Seidel remarked after Wednesday’s dinner that he heard a common need from PSP and Blue Waters users: an all-around system that not only can run simulations, but also analyze and visualize data. One of the challenges in the era of Big Data is transferring data between specialized systems.

Science talks throughout the symposium bespoke the advances that Blue Waters enabled. Additionally, researchers envisaged what they could achieve with the next generation of supercomputers, looking forward to the future of large-scale computing. Three working groups discussed Blue Waters 2.0, many-core computing, and data @scale and will release reports in the coming weeks on their findings.

NCSA plans to continue these conversations and connections next year at the 2015 Blue Waters Symposium and lead large-scale computing through the petascale and beyond.
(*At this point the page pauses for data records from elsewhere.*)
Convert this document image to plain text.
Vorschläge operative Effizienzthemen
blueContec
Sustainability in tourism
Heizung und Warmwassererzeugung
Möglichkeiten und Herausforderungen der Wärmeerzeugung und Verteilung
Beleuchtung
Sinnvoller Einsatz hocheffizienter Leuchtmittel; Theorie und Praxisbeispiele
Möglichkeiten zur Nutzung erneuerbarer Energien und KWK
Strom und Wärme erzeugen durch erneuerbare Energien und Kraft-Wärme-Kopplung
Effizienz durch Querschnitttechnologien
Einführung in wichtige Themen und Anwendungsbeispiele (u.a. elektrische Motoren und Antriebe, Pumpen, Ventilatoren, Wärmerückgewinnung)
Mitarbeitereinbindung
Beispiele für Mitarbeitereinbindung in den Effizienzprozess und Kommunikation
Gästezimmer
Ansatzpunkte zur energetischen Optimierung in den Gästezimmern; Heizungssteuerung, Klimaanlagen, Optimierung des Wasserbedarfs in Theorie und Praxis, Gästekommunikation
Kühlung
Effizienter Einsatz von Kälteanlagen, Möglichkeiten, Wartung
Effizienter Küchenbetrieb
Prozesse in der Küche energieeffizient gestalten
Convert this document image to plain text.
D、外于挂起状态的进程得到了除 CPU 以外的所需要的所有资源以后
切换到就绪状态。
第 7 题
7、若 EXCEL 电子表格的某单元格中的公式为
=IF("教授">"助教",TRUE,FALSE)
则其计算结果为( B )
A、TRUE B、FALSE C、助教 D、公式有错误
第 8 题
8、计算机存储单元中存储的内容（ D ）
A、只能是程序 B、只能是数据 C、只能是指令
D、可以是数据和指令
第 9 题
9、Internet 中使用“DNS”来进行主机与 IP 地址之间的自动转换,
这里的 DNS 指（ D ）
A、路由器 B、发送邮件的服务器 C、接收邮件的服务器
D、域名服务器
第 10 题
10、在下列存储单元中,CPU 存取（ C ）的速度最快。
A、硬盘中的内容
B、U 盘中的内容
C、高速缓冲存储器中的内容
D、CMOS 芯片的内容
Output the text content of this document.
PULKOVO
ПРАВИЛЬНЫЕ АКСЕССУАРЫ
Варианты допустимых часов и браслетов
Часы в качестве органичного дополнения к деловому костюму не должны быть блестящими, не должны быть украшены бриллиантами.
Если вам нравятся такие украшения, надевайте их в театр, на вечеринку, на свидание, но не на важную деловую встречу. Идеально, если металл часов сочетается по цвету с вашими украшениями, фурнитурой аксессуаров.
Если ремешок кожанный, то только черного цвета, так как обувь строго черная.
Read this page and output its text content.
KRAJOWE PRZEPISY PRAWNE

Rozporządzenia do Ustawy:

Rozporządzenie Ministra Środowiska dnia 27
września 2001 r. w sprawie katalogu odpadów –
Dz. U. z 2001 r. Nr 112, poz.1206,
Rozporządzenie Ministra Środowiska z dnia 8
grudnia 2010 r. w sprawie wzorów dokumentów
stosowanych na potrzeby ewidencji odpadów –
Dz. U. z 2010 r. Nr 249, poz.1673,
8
Blue Waters users consist of 120 teams and 575 researchers from 56 universities across the United States, in addition to international collaborators, said Seidel. More than 180 people attended the symposium.

Symposium proceedings

The working group reports, extended abstracts from the science teams, and several other articles that look back on Blue Waters’ first full year are being compiled and will be available in a single publication this summer. Look for Proceedings of the 2014 Blue Waters Symposium on the Blue Waters portal or in print from NCSA.